I can not lay my hands on the information right now, but if memory serves, the correct belt speed for machines of that era were an industry standard of about 600 to 650 feet per minute.
 
this is my experience, the D runs slower than the M . so if using the M you cant run it at wide open throttle. you can watch the feeder chain clutch as throttling up , then when it starts turning give it a hair more throttle and call it good. thats the way i do it. dont want the machine running too fast. i have run my machine with a few diff. tractors but when i tryed the D on it it did not even have enough rpm to get the feeder chain turning. there is diff. pulley sizes for the machine ,but i dont want to start changing it.
 
Actually, the belt speed standard was in the neighborhood of 3000-3300 feet per minute. This was controlled with different size pulleys for different tractors. You will want your cylinder on your thresher to run in the 1000 rpm range. You can calculate the speed you will run or get an rpm gauge and find out directly. Mike
 
Getting away from the Thresher scenario and onto a silage blower.My dad had a Fox apron feed Silage Blower and our silos all were 60 footers.The one tractor we had that would hum while powereing the blower was our Oliver 88. No loud tractor howl and the blower would just hum.

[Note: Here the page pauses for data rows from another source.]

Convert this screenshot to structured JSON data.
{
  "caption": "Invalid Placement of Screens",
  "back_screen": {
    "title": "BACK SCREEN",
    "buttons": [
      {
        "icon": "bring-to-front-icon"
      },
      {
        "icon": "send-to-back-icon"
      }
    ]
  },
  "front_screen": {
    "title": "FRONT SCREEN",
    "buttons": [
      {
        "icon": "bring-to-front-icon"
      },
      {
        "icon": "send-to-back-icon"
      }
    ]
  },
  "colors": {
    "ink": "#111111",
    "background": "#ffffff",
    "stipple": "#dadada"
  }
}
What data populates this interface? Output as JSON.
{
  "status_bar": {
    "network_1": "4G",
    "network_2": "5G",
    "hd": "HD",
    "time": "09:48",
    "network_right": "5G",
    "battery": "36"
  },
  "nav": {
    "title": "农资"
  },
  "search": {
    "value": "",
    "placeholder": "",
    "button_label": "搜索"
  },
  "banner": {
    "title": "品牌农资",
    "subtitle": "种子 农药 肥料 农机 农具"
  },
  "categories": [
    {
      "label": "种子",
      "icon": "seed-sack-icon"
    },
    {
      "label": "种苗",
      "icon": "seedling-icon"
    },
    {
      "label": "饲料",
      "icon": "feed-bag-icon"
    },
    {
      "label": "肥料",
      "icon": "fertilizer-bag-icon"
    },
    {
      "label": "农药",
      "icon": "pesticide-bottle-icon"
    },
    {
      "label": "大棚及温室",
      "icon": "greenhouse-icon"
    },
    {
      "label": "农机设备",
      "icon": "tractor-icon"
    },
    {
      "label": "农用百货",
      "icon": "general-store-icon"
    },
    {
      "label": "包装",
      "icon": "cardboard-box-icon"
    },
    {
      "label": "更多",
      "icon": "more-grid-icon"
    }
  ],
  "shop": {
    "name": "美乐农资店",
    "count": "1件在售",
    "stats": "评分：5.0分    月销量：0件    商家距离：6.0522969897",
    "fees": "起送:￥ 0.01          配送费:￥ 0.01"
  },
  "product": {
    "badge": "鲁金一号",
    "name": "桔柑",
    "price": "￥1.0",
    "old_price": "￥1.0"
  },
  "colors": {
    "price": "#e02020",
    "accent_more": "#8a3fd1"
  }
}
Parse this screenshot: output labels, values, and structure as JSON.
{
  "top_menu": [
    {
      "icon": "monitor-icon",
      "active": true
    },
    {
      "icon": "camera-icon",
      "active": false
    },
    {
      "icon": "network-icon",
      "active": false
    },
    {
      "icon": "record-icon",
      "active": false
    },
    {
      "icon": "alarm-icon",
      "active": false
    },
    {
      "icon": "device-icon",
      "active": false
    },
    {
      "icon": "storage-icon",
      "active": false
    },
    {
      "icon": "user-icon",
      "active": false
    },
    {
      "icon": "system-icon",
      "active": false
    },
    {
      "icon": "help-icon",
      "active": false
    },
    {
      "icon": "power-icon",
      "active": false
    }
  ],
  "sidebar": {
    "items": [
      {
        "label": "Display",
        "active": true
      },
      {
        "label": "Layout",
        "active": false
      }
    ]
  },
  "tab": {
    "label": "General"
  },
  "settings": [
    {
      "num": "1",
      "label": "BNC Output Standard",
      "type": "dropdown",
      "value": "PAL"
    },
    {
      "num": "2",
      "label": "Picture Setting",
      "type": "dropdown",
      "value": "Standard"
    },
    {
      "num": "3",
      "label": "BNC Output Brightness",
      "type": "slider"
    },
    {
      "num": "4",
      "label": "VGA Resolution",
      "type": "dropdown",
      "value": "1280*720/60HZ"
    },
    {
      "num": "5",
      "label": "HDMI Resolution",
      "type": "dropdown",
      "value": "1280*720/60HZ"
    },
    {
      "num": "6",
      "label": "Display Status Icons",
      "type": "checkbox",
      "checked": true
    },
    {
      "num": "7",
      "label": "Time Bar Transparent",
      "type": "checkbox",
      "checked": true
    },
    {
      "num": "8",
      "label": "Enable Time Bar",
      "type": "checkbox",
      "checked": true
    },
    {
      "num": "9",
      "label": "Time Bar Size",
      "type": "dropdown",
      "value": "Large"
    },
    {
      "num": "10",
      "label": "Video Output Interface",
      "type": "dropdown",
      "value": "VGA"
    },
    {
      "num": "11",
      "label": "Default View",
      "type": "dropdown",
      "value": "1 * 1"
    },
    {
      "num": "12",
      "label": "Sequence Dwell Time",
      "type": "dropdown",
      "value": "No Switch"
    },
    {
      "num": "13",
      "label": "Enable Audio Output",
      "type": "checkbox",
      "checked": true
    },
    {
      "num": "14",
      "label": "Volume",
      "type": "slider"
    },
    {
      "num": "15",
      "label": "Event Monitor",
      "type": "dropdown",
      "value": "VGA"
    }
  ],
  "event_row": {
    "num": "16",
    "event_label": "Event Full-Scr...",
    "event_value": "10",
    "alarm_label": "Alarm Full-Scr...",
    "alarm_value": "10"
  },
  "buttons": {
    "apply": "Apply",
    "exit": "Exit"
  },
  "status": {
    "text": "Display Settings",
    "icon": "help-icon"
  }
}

We had a couple of old Oliver 77"s and both had downspout straight pipes.If the occasion came up where one of the 77"s had to run the blower boy what a howling could be heard 1/2 mile away. The 88 ran so smooth and it had a good muffler. It also must of had a different size pully than the 77"s as it only had to run 1/2 throttle to throw the silage 60" up the pipe into the silo. Later on after I left home dad got a PTO Fox blower and it seems to me that it was very noisey.
 
My Dad ran a John Deere separator with a Farmall M with 10 1/2 - 11 inch pulley, which has a belt speed of about 2800 feet per minute at full throttle. Threshed for several neighbors and did a fine job, as I can remember. Farmall M had an optional 13 pulley which gave a belt speed of somthing over 3000 feet per minute. He always tried to have cylinder speed of about 1000 rpm.
 
My late father and his brother owned a Case thresher and I remember them using several different tractors to power it, including a JD D and a Case DC. According to Rummy"s John Deere Page, the engine rated RPM (which would be the same as the belt pulley RPM) on A, G, and AR was 975; D was 900 and the R 1000. The B was the fastest (with the exception of the H,L,M) at 1250. Don"t know how accurate these figures are, just what I have on a reference sheet.